I was recently involved in troubleshooting a campus Wi-Fi network in a renewed facility, where the built-in RF analysis capability had indicated that there is something wrong with the RF environment. The built-in system wasn’t able to pinpoint the exact location and type of all the interference sources, so I used a hand-held spectrum analyser to find them. Surprisingly, it seemed that the indoor cellular base station antennas were emitting multiple, strong narrow-band spikes throughout the 5 GHz band. After a couple of phone calls with cellular provider’s technical support and some on-line testing, conclusion was that their in-building GSM transmission got mixed with some other RF signal within the building, creating these anomaly spikes on 5 GHz band:
Tuning the GSM transmission frequency off by 10 MHz made the interference spikes disappear:
That particular customer case was a good example of unexpected RF interference, causing strange and severe connectivity as well as performance problems. Without right tools, so in this case the built-in RF analysis capability of the Wi-Fi infrastructure and a basic level handheld RF analyser, there would have been very slim chance to find the root cause.
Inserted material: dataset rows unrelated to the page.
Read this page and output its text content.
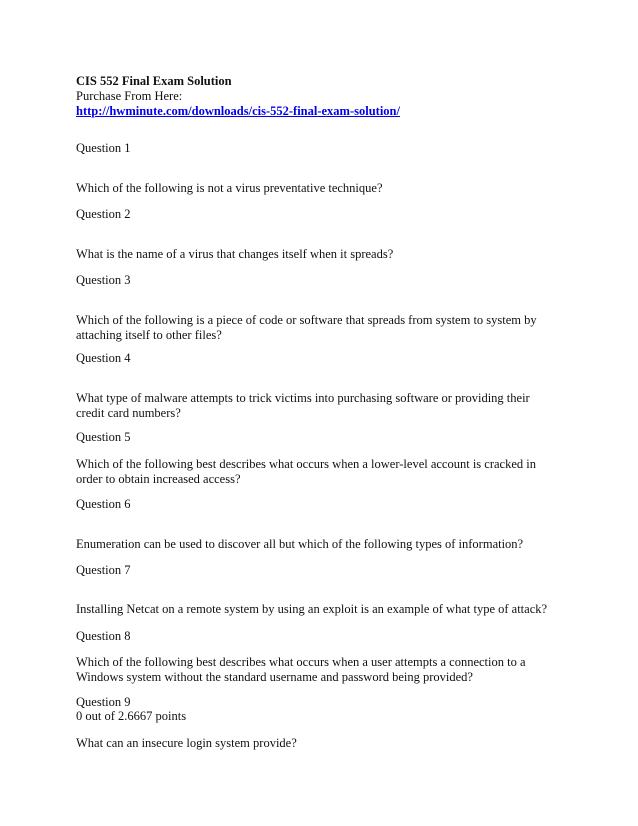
CIS 552 Final Exam Solution

Purchase From Here:

http://hwminute.com/downloads/cis-552-final-exam-solution/

Question 1

Which of the following is not a virus preventative technique?

Question 2

What is the name of a virus that changes itself when it spreads?

Question 3

Which of the following is a piece of code or software that spreads from system to system by attaching itself to other files?

Question 4

What type of malware attempts to trick victims into purchasing software or providing their credit card numbers?

Question 5

Which of the following best describes what occurs when a lower-level account is cracked in order to obtain increased access?

Question 6

Enumeration can be used to discover all but which of the following types of information?

Question 7

Installing Netcat on a remote system by using an exploit is an example of what type of attack?

Question 8

Which of the following best describes what occurs when a user attempts a connection to a Windows system without the standard username and password being provided?

Question 9

0 out of 2.6667 points

What can an insecure login system provide?
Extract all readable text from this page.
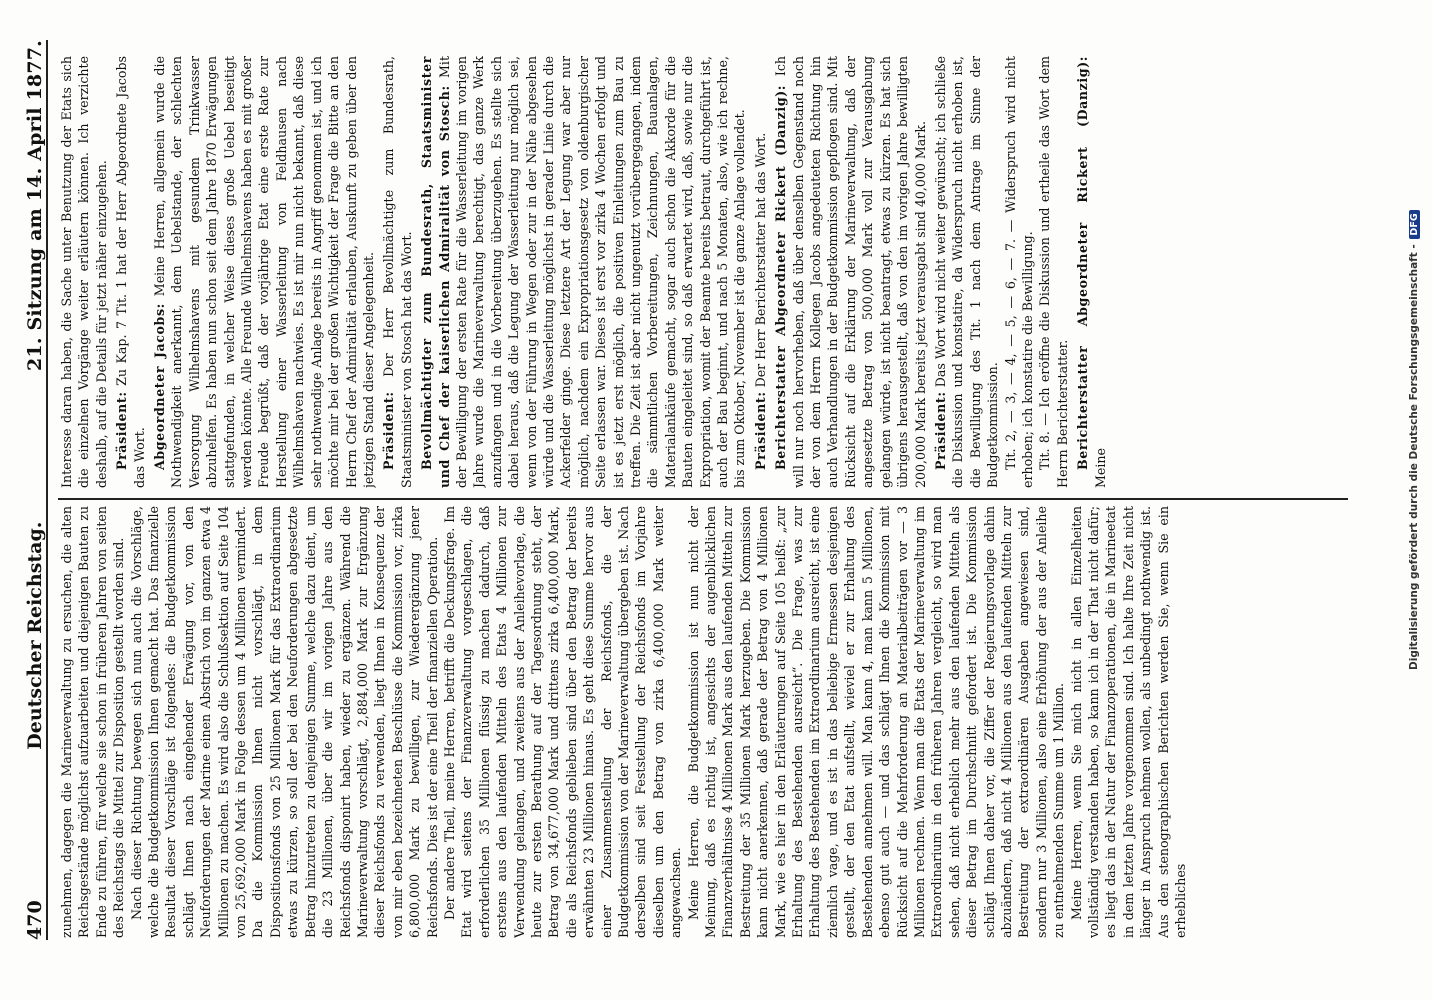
470
Deutscher Reichstag.
21. Sitzung am 14. April 1877.

zunehmen, dagegen die Marineverwaltung zu ersuchen, die alten Reichsgestände möglichst aufzuarbeiten und diejenigen Bauten zu Ende zu führen, für welche sie schon in früheren Jahren von seiten des Reichstags die Mittel zur Disposition gestellt worden sind. Nach dieser Richtung bewegen sich nun auch die Vorschläge, welche die Budgetkommission Ihnen gemacht hat. Das finanzielle Resultat dieser Vorschläge ist folgendes: die Budgetkommission schlägt Ihnen nach eingehender Erwägung vor, von den Neuforderungen der Marine einen Abstrich von im ganzen etwa 4 Millionen zu machen. Es wird also die Schlußsektion auf Seite 104 von 25,692,000 Mark in Folge dessen um 4 Millionen vermindert. Da die Kommission Ihnen nicht vorschlägt, in dem Dispositionsfonds von 25 Millionen Mark für das Extraordinarium etwas zu kürzen, so soll der bei den Neuforderungen abgesetzte Betrag hinzutreten zu denjenigen Summe, welche dazu dient, um die 23 Millionen, über die wir im vorigen Jahre aus den Reichsfonds disponirt haben, wieder zu ergänzen. Während die Marineverwaltung vorschlägt, 2,884,000 Mark zur Ergänzung dieser Reichsfonds zu verwenden, liegt Ihnen in Konsequenz der von mir eben bezeichneten Beschlüsse die Kommission vor, zirka 6,800,000 Mark zu bewilligen, zur Wiederergänzung jener Reichsfonds. Dies ist der eine Theil der finanziellen Operation. Der andere Theil, meine Herren, betrifft die Deckungsfrage. Im Etat wird seitens der Finanzverwaltung vorgeschlagen, die erforderlichen 35 Millionen flüssig zu machen dadurch, daß erstens aus den laufenden Mitteln des Etats 4 Millionen zur Verwendung gelangen, und zweitens aus der Anleihevorlage, die heute zur ersten Berathung auf der Tagesordnung steht, der Betrag von 34,677,000 Mark und drittens zirka 6,400,000 Mark, die als Reichsfonds geblieben sind über den Betrag der bereits erwähnten 23 Millionen hinaus. Es geht diese Summe hervor aus einer Zusammenstellung der Reichsfonds, die der Budgetkommission von der Marineverwaltung übergeben ist. Nach derselben sind seit Feststellung der Reichsfonds im Vorjahre dieselben um den Betrag von zirka 6,400,000 Mark weiter angewachsen. Meine Herren, die Budgetkommission ist nun nicht der Meinung, daß es richtig ist, angesichts der augenblicklichen Finanzverhältnisse 4 Millionen Mark aus den laufenden Mitteln zur Bestreitung der 35 Millionen Mark herzugeben. Die Kommission kann nicht anerkennen, daß gerade der Betrag von 4 Millionen Mark, wie es hier in den Erläuterungen auf Seite 105 heißt: „zur Erhaltung des Bestehenden ausreicht“. Die Frage, was zur Erhaltung des Bestehenden im Extraordinarium ausreicht, ist eine ziemlich vage, und es ist in das beliebige Ermessen desjenigen gestellt, der den Etat aufstellt, wieviel er zur Erhaltung des Bestehenden annehmen will. Man kann 4, man kann 5 Millionen, ebenso gut auch — und das schlägt Ihnen die Kommission mit Rücksicht auf die Mehrforderung an Materialbeiträgen vor — 3 Millionen rechnen. Wenn man die Etats der Marineverwaltung im Extraordinarium in den früheren Jahren vergleicht, so wird man sehen, daß nicht erheblich mehr aus den laufenden Mitteln als dieser Betrag im Durchschnitt gefordert ist. Die Kommission schlägt Ihnen daher vor, die Ziffer der Regierungsvorlage dahin abzuändern, daß nicht 4 Millionen aus den laufenden Mitteln zur Bestreitung der extraordinären Ausgaben angewiesen sind, sondern nur 3 Millionen, also eine Erhöhung der aus der Anleihe zu entnehmenden Summe um 1 Million. Meine Herren, wenn Sie mich nicht in allen Einzelheiten vollständig verstanden haben, so kann ich in der That nicht dafür; es liegt das in der Natur der Finanzoperationen, die in Marineetat in dem letzten Jahre vorgenommen sind. Ich halte Ihre Zeit nicht länger in Anspruch nehmen wollen, als unbedingt nothwendig ist. Aus den stenographischen Berichten werden Sie, wenn Sie ein erhebliches

Interesse daran haben, die Sache unter Benutzung der Etats sich die einzelnen Vorgänge weiter erläutern können. Ich verzichte deshalb, auf die Details für jetzt näher einzugehen. Präsident: Zu Kap. 7 Tit. 1 hat der Herr Abgeordnete Jacobs das Wort. Abgeordneter Jacobs: Meine Herren, allgemein wurde die Nothwendigkeit anerkannt, dem Uebelstande, der schlechten Versorgung Wilhelmshavens mit gesundem Trinkwasser abzuhelfen. Es haben nun schon seit dem Jahre 1870 Erwägungen stattgefunden, in welcher Weise dieses große Uebel beseitigt werden könnte. Alle Freunde Wilhelmshavens haben es mit großer Freude begrüßt, daß der vorjährige Etat eine erste Rate zur Herstellung einer Wasserleitung von Feldhausen nach Wilhelmshaven nachwies. Es ist mir nun nicht bekannt, daß diese sehr nothwendige Anlage bereits in Angriff genommen ist, und ich möchte mir bei der großen Wichtigkeit der Frage die Bitte an den Herrn Chef der Admiralität erlauben, Auskunft zu geben über den jetzigen Stand dieser Angelegenheit. Präsident: Der Herr Bevollmächtigte zum Bundesrath, Staatsminister von Stosch hat das Wort. Bevollmächtigter zum Bundesrath, Staatsminister und Chef der kaiserlichen Admiralität von Stosch: Mit der Bewilligung der ersten Rate für die Wasserleitung im vorigen Jahre wurde die Marineverwaltung berechtigt, das ganze Werk anzufangen und in die Vorbereitung überzugehen. Es stellte sich dabei heraus, daß die Legung der Wasserleitung nur möglich sei, wenn von der Führung in Wegen oder zur in der Nähe abgesehen würde und die Wasserleitung möglichst in gerader Linie durch die Ackerfelder ginge. Diese letztere Art der Legung war aber nur möglich, nachdem ein Expropriationsgesetz von oldenburgischer Seite erlassen war. Dieses ist erst vor zirka 4 Wochen erfolgt und ist es jetzt erst möglich, die positiven Einleitungen zum Bau zu treffen. Die Zeit ist aber nicht ungenutzt vorübergegangen, indem die sämmtlichen Vorbereitungen, Zeichnungen, Bauanlagen, Materialankäufe gemacht, sogar auch schon die Akkorde für die Bauten eingeleitet sind, so daß erwartet wird, daß, sowie nur die Expropriation, womit der Beamte bereits betraut, durchgeführt ist, auch der Bau beginnt, und nach 5 Monaten, also, wie ich rechne, bis zum Oktober, November ist die ganze Anlage vollendet. Präsident: Der Herr Berichterstatter hat das Wort. Berichterstatter Abgeordneter Rickert (Danzig): Ich will nur noch hervorheben, daß über denselben Gegenstand noch der von dem Herrn Kollegen Jacobs angedeuteten Richtung hin auch Verhandlungen in der Budgetkommission gepflogen sind. Mit Rücksicht auf die Erklärung der Marineverwaltung, daß der angesetzte Betrag von 500,000 Mark voll zur Verausgabung gelangen würde, ist nicht beantragt, etwas zu kürzen. Es hat sich übrigens herausgestellt, daß von den im vorigen Jahre bewilligten 200,000 Mark bereits jetzt verausgabt sind 40,000 Mark. Präsident: Das Wort wird nicht weiter gewünscht; ich schließe die Diskussion und konstatire, da Widerspruch nicht erhoben ist, die Bewilligung des Tit. 1 nach dem Antrage im Sinne der Budgetkommission. Tit. 2, — 3, — 4, — 5, — 6, — 7. — Widerspruch wird nicht erhoben; ich konstatire die Bewilligung. Tit. 8. — Ich eröffne die Diskussion und ertheile das Wort dem Herrn Berichterstatter. Berichterstatter Abgeordneter Rickert (Danzig): Meine	Digitalisierung gefördert durch die Deutsche Forschungsgemeinschaft - DFG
Talking about buzzwords, does “machine learning” ring any bells, anyone..? That’s a burning hot topic right now, making its way into network operations also. Again, the hype around machine learning easily makes one believe that it’s almost artificial intelligence. Basically, it’s about gathering huge amount of diverse data, analysing it and using mathematics to find patterns and behaviours. In a couple of years’ time we might have network management systems boosted with machine learning capabilities, which could independently analyse root causes for existing issues or proactively warn network operators of potential problems that are yet to rise.
Until then, if you need to do Wi-Fi troubleshooting even occasionally, make sure your toolbox is equipped with the sharpest available tools for the job.